• Emergency: Delhi restricts circulation with odd and even days
  • Delhi Irrespirable city
  • Air: India will spray water over New Delhi to combat the dangerous cloud of pollution that surrounds it
  • Yamuna.The urban river of Delhi, the most polluted in the world

A week ago, during the Diwali Festival in New Delhi, smoke columns from firecrackers and fireworks drew a hazy landscape in the city. This Hindu festival, one of the most important in India, symbolizes the triumph of good over evil, the return of the exile of God Rama and his victory over the demon king Ravana. The party ended at dawn. New Delhi lay down bathed in smoke. And he got up with a toxic fog that lasted all week.

On Friday, the Government of India declared a public health emergency in the capital. Politicians talked about a city turned into a "gas chamber." The northeastern wind came with force dragging the smoke of burning stubble from agricultural areas such as Punjab and Haryana. It is the time when farmers clean their fields. What they did not expect was that the particles of their fires (carbon dioxide, nitrogen and sulfur) would reach a city where breathing costs more and more.

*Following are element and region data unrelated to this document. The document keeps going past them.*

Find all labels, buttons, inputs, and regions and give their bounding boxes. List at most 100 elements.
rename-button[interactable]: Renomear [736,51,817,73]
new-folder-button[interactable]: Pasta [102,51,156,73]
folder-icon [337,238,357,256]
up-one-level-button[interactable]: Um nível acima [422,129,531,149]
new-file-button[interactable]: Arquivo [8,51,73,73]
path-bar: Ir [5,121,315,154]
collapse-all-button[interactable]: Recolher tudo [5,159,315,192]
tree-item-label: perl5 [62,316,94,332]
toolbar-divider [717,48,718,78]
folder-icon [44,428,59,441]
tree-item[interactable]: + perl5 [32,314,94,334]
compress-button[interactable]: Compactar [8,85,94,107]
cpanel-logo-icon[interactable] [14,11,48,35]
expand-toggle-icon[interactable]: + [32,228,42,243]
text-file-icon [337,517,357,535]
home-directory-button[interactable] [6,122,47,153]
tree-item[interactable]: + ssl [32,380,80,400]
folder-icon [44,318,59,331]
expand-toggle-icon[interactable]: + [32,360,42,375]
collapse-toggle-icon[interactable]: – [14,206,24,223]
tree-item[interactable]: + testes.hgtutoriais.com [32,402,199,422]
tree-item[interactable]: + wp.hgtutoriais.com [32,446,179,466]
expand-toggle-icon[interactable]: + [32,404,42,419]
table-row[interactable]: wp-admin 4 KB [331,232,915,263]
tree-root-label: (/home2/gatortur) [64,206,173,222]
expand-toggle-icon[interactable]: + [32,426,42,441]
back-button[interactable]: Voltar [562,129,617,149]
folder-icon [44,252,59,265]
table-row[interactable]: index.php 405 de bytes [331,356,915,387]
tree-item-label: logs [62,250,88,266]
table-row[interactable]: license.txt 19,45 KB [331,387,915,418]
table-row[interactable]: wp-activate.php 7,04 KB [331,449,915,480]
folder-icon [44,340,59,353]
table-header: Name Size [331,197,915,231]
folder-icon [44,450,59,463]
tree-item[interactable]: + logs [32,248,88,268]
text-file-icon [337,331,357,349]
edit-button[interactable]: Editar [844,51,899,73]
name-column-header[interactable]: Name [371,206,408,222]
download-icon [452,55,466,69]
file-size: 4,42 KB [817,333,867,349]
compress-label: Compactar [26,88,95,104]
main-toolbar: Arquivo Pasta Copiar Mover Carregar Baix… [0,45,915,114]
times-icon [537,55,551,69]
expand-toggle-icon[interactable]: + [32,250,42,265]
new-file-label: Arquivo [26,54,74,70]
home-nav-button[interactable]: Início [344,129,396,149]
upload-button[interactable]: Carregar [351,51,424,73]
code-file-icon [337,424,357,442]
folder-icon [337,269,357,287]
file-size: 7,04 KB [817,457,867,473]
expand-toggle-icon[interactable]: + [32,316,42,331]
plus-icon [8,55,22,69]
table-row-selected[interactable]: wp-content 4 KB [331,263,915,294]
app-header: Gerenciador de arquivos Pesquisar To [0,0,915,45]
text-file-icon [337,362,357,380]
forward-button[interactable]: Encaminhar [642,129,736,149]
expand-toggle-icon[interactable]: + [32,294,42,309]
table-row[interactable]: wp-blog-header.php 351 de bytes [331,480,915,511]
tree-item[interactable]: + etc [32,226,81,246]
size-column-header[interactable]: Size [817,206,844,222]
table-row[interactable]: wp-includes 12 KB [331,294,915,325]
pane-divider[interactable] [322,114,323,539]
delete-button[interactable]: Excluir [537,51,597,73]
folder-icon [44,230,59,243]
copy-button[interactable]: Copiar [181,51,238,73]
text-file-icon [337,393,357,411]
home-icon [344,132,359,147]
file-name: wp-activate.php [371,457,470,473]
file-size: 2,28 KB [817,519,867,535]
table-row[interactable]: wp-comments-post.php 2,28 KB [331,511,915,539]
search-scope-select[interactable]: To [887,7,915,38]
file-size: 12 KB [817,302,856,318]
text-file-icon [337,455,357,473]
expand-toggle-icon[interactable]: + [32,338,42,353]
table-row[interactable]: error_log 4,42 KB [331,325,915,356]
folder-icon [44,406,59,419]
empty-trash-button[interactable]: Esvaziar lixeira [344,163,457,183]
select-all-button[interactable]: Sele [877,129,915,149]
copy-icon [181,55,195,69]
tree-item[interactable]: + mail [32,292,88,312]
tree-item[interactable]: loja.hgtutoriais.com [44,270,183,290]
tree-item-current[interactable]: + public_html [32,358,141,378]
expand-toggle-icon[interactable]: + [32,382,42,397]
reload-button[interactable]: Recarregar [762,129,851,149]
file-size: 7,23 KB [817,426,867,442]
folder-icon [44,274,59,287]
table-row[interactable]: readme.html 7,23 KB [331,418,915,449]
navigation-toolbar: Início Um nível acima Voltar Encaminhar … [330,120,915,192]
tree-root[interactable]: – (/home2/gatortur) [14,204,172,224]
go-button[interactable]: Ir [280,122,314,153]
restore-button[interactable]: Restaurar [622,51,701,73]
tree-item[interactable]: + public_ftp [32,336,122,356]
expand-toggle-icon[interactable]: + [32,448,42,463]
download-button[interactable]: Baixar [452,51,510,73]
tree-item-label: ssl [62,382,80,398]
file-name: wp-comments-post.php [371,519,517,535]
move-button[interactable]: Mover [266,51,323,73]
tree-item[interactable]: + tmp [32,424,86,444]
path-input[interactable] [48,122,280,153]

Let the children of the schools in the Gurgaon district ask the morning they saw their prime minister, Arvind Kejriwal, give them face masks and brochures in person to learn how to use them. He did the same with the elders. In total, the authorities distributed more than five million masks. Was necessary. Pollution levels were 20 times more toxic than those recommended by the World Health Organization (WHO). The levels of fine particles in the air - known as PM 2.5 - reached 533 micrograms per cubic meter when it is advisable not to exceed 25 micrograms.

Yesterday continued to rise. And the air quality index reached 999 when it is acceptable not to rise to 200. All schools in the city are closed. At least, see you tomorrow. More than 35 flights have been diverted from the Indira Gandhi International Airport due to heavy pollution. And all construction work has stopped. But what worries most are the fatal cardiovascular and respiratory diseases that this contamination can bring. The Government knows that if they managed to reduce air particles and stabilize the situation, the life expectancy of the inhabitants of the capital would increase more than seven years. But they find, for now, no other solution than to lock the works, restrict traffic and recommend residents to "avoid outdoor physical activities, especially during the morning and evening hours," Satyendar Jain insisted. , the Minister of Health.

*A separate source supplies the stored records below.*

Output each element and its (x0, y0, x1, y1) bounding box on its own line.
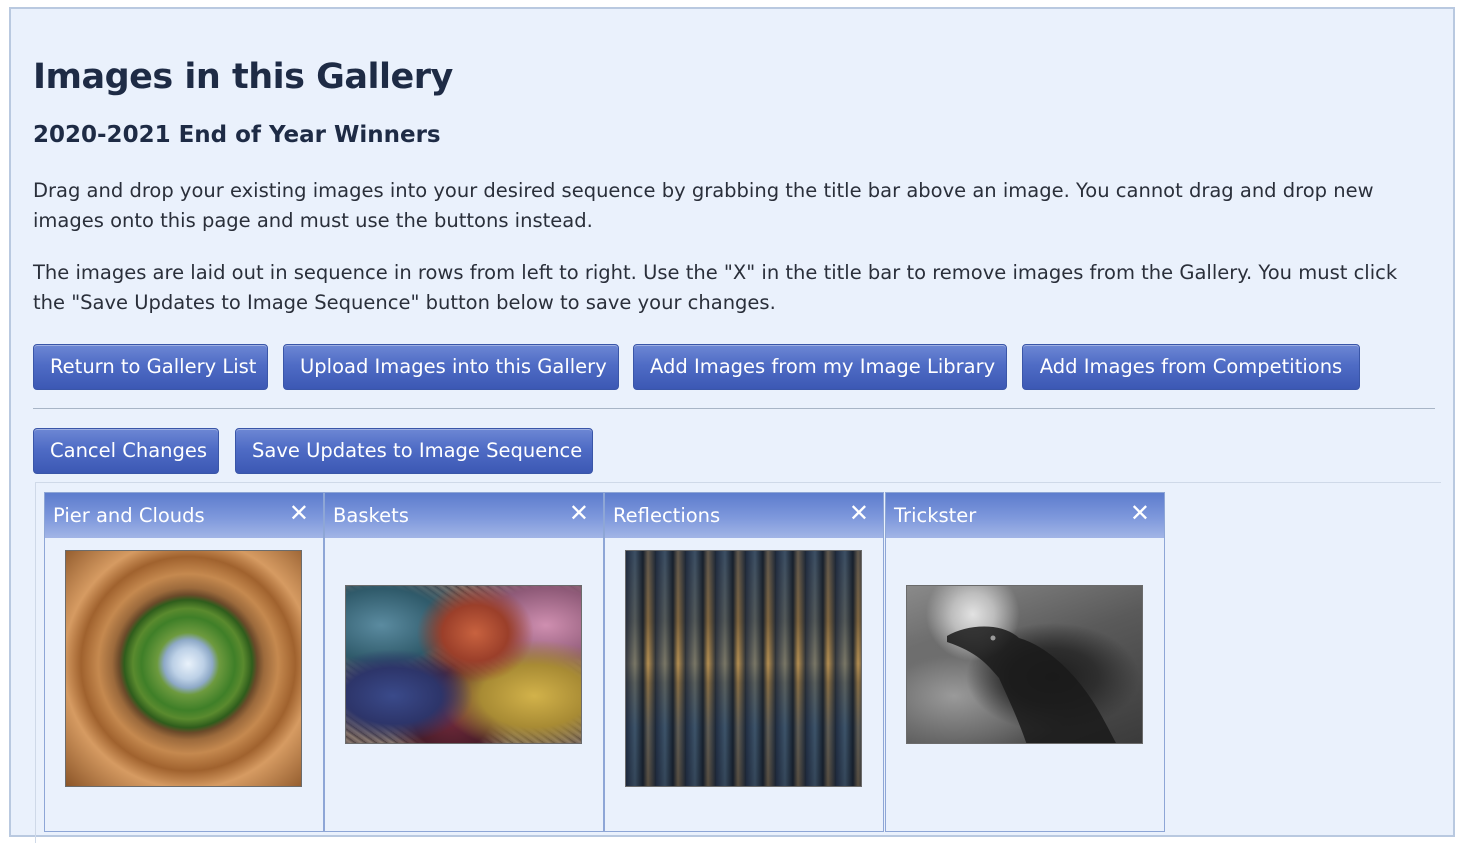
remove-image-icon[interactable]: ✕ (569, 499, 589, 527)
add-from-competitions-button[interactable]: Add Images from Competitions (1022, 344, 1360, 390)
image-thumbnail (625, 550, 862, 787)
remove-image-icon[interactable]: ✕ (1130, 499, 1150, 527)
cancel-changes-button[interactable]: Cancel Changes (33, 428, 219, 474)
save-sequence-button[interactable]: Save Updates to Image Sequence (235, 428, 593, 474)
image-title: Pier and Clouds (53, 504, 205, 527)
add-from-library-button[interactable]: Add Images from my Image Library (633, 344, 1007, 390)
card-drag-handle[interactable]: Pier and Clouds ✕ (45, 493, 323, 538)
card-drag-handle[interactable]: Trickster ✕ (886, 493, 1164, 538)
image-thumbnail (345, 585, 582, 744)
image-title: Trickster (894, 504, 977, 527)
gallery-panel: Images in this Gallery 2020-2021 End of … (9, 7, 1455, 843)
card-drag-handle[interactable]: Reflections ✕ (605, 493, 883, 538)
instructions-layout: The images are laid out in sequence in r… (33, 261, 1398, 314)
image-title: Baskets (333, 504, 409, 527)
gallery-name: 2020-2021 End of Year Winners (33, 122, 441, 148)
gallery-image-card[interactable]: Pier and Clouds ✕ (44, 492, 324, 832)
instructions-drag: Drag and drop your existing images into … (33, 179, 1374, 232)
divider (33, 408, 1435, 409)
card-drag-handle[interactable]: Baskets ✕ (325, 493, 603, 538)
gallery-image-card[interactable]: Baskets ✕ (324, 492, 604, 832)
gallery-image-card[interactable]: Reflections ✕ (604, 492, 884, 832)
gallery-image-card[interactable]: Trickster ✕ (885, 492, 1165, 832)
image-thumbnail (65, 550, 302, 787)
crow-silhouette-icon (947, 626, 1116, 743)
image-thumbnail (906, 585, 1143, 744)
remove-image-icon[interactable]: ✕ (289, 499, 309, 527)
image-title: Reflections (613, 504, 721, 527)
return-to-gallery-list-button[interactable]: Return to Gallery List (33, 344, 268, 390)
page-title: Images in this Gallery (33, 57, 453, 97)
gallery-sequence-area: Pier and Clouds ✕ Baskets ✕ Reflections … (35, 482, 1441, 843)
upload-images-button[interactable]: Upload Images into this Gallery (283, 344, 619, 390)
remove-image-icon[interactable]: ✕ (849, 499, 869, 527)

The Indians now pray for it to rain and clean the city. Meteorologists say the prayers will be fulfilled starting Thursday. But the worrying situation of pollution and how to act before it in the powerful city goes even further than the water in the sky makes a temporary patch.

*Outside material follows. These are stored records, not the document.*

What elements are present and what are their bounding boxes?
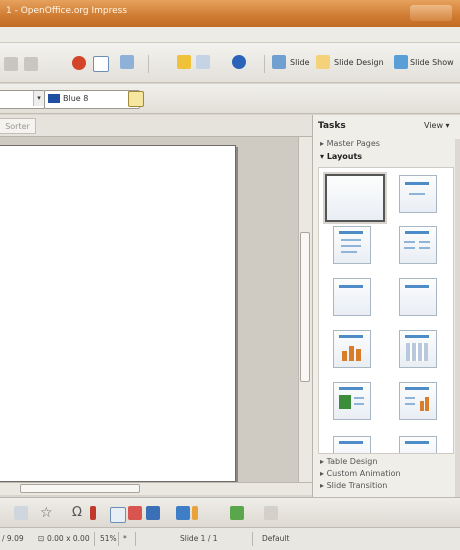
points-icon[interactable]: Ω [72,506,86,520]
layout-title-chart[interactable] [333,330,371,368]
slide-canvas[interactable] [0,145,236,482]
stars-icon[interactable]: ☆ [40,506,54,520]
line-color-value: Blue 8 [63,94,89,103]
title-bar: 1 - OpenOffice.org Impress [0,0,460,27]
status-bar: / 9.09 ⊡ 0.00 x 0.00 51% * Slide 1 / 1 D… [0,527,460,550]
layout-title-clipart-text[interactable] [333,382,371,420]
layout-blank[interactable] [325,174,385,222]
status-slide: Slide 1 / 1 [180,534,218,543]
fontwork-icon[interactable] [110,507,126,523]
redo-icon[interactable] [24,57,38,71]
tasks-view-label: View [424,121,443,130]
status-zoom[interactable]: 51% [100,534,117,543]
section-master-pages-label: Master Pages [326,139,380,148]
layout-partial-2[interactable] [399,436,437,453]
tasks-title: Tasks [318,121,346,131]
section-slide-transition[interactable]: ▸ Slide Transition [320,481,387,490]
from-file-icon[interactable] [128,506,142,520]
status-size-icon: ⊡ [38,534,45,543]
panel-scrollbar[interactable] [455,139,460,497]
insert-chart-icon[interactable] [72,56,86,70]
section-custom-animation[interactable]: ▸ Custom Animation [320,469,401,478]
slide-design-button[interactable]: Slide Design [334,58,384,67]
chevron-down-icon: ▾ [445,121,450,130]
navigator-icon[interactable] [196,55,210,69]
section-layouts-label: Layouts [326,152,363,161]
window-controls[interactable] [410,5,452,21]
shadow-icon[interactable] [264,506,278,520]
slide-design-icon[interactable] [316,55,330,69]
layouts-grid [318,167,454,454]
glue-points-icon[interactable] [90,506,96,520]
tasks-view-menu[interactable]: View ▾ [424,121,450,130]
status-layout: Default [262,534,290,543]
section-table-design-label: Table Design [326,457,378,466]
block-arrows-icon[interactable] [14,506,28,520]
layout-title-content[interactable] [333,226,371,264]
status-position: / 9.09 [2,534,24,543]
line-style-combo[interactable]: ▾ [0,90,45,109]
insert-table-icon[interactable] [93,56,109,72]
window-title: 1 - OpenOffice.org Impress [6,6,128,16]
insert-picture-icon[interactable] [120,55,134,69]
line-filling-toolbar: ▾ Blue 8 ▾ [0,84,460,114]
slide-icon[interactable] [272,55,286,69]
extrusion-icon[interactable] [176,506,190,520]
color-swatch [48,94,60,103]
gallery-icon[interactable] [146,506,160,520]
layout-two-columns[interactable] [399,226,437,264]
combo-arrow-icon: ▾ [33,91,44,106]
help-icon[interactable] [232,55,246,69]
line-color-combo[interactable]: Blue 8 ▾ [44,90,140,109]
view-tabs: Sorter [0,115,312,137]
status-size: 0.00 x 0.00 [47,534,90,543]
arrange-icon[interactable] [230,506,244,520]
slide-show-icon[interactable] [394,55,408,69]
vertical-scroll-thumb[interactable] [300,232,310,382]
align-icon[interactable] [192,506,198,520]
menu-bar [0,27,460,43]
drawing-toolbar: ☆ Ω [0,497,460,527]
layout-title-table[interactable] [399,330,437,368]
standard-toolbar: Slide Slide Design Slide Show [0,43,460,83]
status-modified: * [123,534,127,543]
horizontal-scroll-thumb[interactable] [20,484,140,493]
section-layouts[interactable]: ▾ Layouts [320,152,362,161]
layout-title-text-chart[interactable] [399,382,437,420]
section-custom-animation-label: Custom Animation [326,469,401,478]
section-slide-transition-label: Slide Transition [326,481,388,490]
undo-icon[interactable] [4,57,18,71]
slide-show-button[interactable]: Slide Show [410,58,454,67]
section-master-pages[interactable]: ▸ Master Pages [320,139,380,148]
layout-centered-text[interactable] [399,278,437,316]
show-draw-functions-icon[interactable] [177,55,191,69]
layout-title-only[interactable] [333,278,371,316]
layout-title-slide[interactable] [399,175,437,213]
tab-slide-sorter[interactable]: Sorter [0,118,36,134]
area-style-icon[interactable] [128,91,144,107]
layout-partial-1[interactable] [333,436,371,453]
slide-button[interactable]: Slide [290,58,310,67]
section-table-design[interactable]: ▸ Table Design [320,457,377,466]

A volunteer shows a banner with traffic restrictions for vehicle registration in New Delhi.MONEY SHARMA

Ken Lee, executive director of the Institute of Energy Policy of the University of Chicago in India, carried out an interesting experimental investigation with his team. Last year they interviewed 3,500 people residing in the slums of New Delhi with the aim of understanding how air pollution affects their daily lives. They drew a fairly clear conclusion: within most of the poorest households, concentrations of PM 2.5 were almost as high as those on the street. Contaminated air leaks into houses through cracks in doors, poorly sealed windows and ventilation ducts on the walls of old kitchens. Middle and upper class families can invest in air purifiers, luxuries inaccessible to the majority of the population of the capital.

The question that everyone now asks in India is obvious: what can be done? Perhaps the example is outside, in neighboring China and its capital, Beijing. There the Government of Xi Jinping has managed to reduce PM 2.5 by 35% in five years. Something unthinkable a few decades ago in the Asian giant. The programs of environmental reeducation to the population have helped. Also that the prime minister, Li Keqiang, openly declared on television the "war on pollution with the same determination we have done against poverty."

For the first time in China, environmental protection was ahead of economic growth. The construction of coal-fired power plants in Beijing and other cities with high pollution rates was banned. The plants that were already in operation were forced to reduce their emissions due to the threat that their coal would be replaced by natural gas. Mines were closed and iron and steel production decreased. And this week a letter has arrived from the Government to many houses in Beijing warning that from now on it was mandatory to start recycling.

In China there is still much to do in this war against pollution. But experts point out that they are on the right track. In the southern neighbor, India, the toxic fog continues today. The example of how they should act, for the good of their citizens, is very close.